Successfully installed pyDeprecate-0.3.2 pytorch-lightning-1.7.3 tensorboard-2.10.0 torchmetrics-0.9.3 typing-extensions-4.3.0

# Pre-download MNIST dataset since simultaneous setup from the distributed training script has race conditions
[user@cn3144]$ python -c "import os; from torchvision.datasets import MNIST; from torchvision.transforms import ToTensor;  MNIST(os.getcwd(), download=True, transform=ToTensor())"

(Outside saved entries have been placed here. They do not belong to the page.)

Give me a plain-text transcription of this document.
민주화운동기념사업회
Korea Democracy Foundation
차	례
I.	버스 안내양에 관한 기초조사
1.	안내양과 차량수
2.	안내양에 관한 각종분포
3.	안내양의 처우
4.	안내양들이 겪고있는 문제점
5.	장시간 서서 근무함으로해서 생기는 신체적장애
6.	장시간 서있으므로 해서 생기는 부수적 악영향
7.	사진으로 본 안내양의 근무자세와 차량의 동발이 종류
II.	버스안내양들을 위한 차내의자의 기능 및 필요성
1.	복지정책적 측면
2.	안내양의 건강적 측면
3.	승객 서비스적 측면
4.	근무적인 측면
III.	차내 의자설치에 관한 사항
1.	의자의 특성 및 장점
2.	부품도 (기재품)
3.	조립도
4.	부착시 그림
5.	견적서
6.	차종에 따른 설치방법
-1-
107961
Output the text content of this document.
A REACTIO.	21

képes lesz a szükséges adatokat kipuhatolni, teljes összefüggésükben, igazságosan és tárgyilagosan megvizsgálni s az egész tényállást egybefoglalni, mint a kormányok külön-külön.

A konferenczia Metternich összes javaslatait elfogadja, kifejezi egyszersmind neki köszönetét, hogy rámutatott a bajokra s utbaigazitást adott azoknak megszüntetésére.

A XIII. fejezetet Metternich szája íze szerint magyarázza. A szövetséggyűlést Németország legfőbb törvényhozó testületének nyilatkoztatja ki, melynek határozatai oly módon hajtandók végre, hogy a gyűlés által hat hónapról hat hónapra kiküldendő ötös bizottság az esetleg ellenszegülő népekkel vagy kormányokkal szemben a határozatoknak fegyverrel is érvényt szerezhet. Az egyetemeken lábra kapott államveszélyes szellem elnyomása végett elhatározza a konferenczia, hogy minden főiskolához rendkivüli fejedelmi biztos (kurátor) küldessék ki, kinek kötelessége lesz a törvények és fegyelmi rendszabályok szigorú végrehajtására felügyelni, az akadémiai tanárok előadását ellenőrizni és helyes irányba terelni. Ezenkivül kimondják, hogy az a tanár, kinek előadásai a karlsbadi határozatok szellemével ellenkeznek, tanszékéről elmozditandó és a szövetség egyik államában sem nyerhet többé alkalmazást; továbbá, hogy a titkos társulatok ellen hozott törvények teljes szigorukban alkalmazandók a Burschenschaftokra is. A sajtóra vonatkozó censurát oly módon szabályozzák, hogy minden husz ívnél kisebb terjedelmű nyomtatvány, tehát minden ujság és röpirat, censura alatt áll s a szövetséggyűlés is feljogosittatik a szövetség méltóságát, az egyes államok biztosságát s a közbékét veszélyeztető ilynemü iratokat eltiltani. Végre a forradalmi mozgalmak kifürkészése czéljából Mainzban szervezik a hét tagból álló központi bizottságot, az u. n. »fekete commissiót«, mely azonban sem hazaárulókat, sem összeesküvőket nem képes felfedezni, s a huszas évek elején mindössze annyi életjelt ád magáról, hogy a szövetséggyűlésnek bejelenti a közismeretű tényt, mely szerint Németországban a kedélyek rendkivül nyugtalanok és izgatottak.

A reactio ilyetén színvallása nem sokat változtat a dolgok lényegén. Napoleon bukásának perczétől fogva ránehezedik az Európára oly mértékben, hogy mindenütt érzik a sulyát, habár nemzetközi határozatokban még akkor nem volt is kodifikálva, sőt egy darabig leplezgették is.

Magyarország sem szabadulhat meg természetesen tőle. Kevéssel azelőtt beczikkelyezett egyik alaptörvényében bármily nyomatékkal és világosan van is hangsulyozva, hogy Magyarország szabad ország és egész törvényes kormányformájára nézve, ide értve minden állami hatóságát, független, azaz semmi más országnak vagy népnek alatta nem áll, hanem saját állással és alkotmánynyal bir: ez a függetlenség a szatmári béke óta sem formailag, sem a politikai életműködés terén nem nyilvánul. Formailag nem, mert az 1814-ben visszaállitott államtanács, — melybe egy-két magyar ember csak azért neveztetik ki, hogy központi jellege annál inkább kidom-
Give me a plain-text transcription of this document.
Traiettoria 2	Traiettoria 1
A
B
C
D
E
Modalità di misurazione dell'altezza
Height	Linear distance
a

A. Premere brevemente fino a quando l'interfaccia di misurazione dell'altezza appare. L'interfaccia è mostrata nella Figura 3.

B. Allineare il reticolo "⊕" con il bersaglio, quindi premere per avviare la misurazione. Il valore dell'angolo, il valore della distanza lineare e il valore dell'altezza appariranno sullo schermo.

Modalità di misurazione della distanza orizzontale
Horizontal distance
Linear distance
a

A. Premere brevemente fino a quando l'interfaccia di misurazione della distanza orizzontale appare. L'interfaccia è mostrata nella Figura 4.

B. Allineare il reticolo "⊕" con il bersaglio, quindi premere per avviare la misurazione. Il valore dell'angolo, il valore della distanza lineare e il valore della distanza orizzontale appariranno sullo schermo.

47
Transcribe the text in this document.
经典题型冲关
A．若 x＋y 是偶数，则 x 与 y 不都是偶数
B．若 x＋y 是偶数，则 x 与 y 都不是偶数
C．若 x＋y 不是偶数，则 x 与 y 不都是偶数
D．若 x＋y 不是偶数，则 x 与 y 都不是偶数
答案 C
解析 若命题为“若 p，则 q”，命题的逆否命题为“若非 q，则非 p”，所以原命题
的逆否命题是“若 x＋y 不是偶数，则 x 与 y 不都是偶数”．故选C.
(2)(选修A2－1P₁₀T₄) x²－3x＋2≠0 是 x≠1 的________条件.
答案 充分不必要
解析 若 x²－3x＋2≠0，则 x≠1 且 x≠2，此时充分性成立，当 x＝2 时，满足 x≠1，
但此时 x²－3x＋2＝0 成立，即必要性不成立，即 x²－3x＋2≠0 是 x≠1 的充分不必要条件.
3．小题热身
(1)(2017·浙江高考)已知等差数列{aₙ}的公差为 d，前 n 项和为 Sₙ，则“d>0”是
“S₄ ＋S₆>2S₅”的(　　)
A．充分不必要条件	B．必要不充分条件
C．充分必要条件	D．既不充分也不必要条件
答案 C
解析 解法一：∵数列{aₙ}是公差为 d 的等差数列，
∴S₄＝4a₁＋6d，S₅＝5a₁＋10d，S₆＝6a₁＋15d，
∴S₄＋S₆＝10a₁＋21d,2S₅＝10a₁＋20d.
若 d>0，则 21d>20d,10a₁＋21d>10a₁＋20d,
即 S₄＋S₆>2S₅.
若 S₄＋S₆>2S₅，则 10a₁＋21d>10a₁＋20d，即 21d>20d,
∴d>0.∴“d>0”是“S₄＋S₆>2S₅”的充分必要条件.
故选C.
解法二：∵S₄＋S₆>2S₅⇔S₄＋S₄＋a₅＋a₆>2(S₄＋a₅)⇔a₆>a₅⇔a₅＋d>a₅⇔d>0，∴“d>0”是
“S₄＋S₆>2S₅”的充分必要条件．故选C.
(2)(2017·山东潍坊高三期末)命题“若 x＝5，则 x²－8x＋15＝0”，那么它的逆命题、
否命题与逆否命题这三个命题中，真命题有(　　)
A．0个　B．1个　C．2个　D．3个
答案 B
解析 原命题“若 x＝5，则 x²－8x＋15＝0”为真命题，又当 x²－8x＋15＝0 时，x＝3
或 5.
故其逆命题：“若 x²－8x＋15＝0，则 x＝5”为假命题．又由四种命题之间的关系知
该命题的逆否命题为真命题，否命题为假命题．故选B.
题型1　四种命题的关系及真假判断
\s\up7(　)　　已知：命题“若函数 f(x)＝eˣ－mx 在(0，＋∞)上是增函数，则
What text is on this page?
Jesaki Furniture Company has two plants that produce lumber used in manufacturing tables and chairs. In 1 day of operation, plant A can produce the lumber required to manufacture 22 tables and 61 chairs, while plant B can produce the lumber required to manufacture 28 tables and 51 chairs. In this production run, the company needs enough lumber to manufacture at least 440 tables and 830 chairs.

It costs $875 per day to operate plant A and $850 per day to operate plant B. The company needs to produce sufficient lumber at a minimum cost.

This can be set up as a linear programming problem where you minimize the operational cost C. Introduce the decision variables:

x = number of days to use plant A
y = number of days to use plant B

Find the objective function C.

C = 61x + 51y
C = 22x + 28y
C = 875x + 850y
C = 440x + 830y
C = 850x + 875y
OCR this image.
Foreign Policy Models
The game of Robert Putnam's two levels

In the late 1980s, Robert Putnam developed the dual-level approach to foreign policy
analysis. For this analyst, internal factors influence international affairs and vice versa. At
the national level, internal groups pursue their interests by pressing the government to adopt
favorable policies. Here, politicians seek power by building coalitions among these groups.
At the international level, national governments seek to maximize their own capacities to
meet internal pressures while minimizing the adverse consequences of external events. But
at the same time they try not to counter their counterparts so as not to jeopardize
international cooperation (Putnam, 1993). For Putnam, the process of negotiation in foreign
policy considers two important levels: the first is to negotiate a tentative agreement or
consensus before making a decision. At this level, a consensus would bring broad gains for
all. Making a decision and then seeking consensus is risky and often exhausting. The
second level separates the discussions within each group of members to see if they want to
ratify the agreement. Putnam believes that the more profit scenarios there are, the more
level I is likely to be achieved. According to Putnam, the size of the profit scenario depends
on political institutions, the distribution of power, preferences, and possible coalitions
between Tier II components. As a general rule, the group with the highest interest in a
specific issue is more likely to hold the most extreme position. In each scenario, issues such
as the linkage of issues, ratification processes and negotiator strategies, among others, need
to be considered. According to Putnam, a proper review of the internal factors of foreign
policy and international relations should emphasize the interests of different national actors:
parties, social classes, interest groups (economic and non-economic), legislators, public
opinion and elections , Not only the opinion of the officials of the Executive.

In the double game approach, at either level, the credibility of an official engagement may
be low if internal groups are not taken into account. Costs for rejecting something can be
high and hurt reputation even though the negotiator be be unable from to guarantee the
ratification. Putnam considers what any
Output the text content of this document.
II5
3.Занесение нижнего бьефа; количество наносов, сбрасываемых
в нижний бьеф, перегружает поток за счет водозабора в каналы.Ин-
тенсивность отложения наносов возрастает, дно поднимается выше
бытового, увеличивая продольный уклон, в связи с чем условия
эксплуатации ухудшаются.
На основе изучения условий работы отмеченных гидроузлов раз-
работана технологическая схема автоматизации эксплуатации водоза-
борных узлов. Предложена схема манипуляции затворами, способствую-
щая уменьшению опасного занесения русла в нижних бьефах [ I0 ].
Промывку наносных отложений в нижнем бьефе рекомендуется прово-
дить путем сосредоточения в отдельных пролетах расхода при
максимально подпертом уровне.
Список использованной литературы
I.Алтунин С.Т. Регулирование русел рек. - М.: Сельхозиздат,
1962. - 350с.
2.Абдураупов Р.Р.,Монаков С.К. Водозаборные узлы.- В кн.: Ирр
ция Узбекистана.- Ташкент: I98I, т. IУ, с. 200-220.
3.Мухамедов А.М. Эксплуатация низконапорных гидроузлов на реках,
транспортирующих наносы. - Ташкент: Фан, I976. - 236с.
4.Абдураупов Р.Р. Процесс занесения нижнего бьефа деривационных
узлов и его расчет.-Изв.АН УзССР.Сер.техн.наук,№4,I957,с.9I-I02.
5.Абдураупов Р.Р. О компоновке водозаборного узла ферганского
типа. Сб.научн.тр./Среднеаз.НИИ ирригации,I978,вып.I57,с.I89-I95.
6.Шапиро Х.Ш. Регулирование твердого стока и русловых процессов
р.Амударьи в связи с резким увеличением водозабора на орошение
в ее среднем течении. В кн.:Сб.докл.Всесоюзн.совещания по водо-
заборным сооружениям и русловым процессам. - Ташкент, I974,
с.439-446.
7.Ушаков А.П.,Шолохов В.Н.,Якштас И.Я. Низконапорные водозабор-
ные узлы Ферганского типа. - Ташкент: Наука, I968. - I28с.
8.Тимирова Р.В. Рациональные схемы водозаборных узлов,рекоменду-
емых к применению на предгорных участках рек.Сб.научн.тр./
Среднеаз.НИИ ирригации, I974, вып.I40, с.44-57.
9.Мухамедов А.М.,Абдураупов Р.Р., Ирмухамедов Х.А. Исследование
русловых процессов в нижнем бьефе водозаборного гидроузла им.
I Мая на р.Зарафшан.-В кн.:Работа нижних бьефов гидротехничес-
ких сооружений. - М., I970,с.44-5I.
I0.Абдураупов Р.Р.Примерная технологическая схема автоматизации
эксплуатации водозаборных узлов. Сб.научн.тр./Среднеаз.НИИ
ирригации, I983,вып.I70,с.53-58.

[user@cn3144]$ sbatch torch_test.sh
46630586

[user@cn3144f]$ tail slurm-46630586.out
Multiprocessing is handled by SLURM.
GPU available: True (cuda), used: True
TPU available: False, using: 0 TPU cores
IPU available: False, using: 0 IPUs
HPU available: False, using: 0 HPUs
Initializing distributed: GLOBAL_RANK: 1, MEMBER: 2/8
Initializing distributed: GLOBAL_RANK: 0, MEMBER: 1/8
Initializing distributed: GLOBAL_RANK: 2, MEMBER: 3/8
...snip...
Epoch 0:  38%|███▊      | 45/118 [00:02<00:^C, 17.05it/s, loss=0.032, v_num=4.66e+7]

[user@cn3144 ~]$ exit
salloc.exe: Relinquishing job allocation 46630586

[user@biowulf ~]$

Expect the output in the Slurm log file to be a bit buggy since the default Pytorch-lightning output is designed for an interactive console.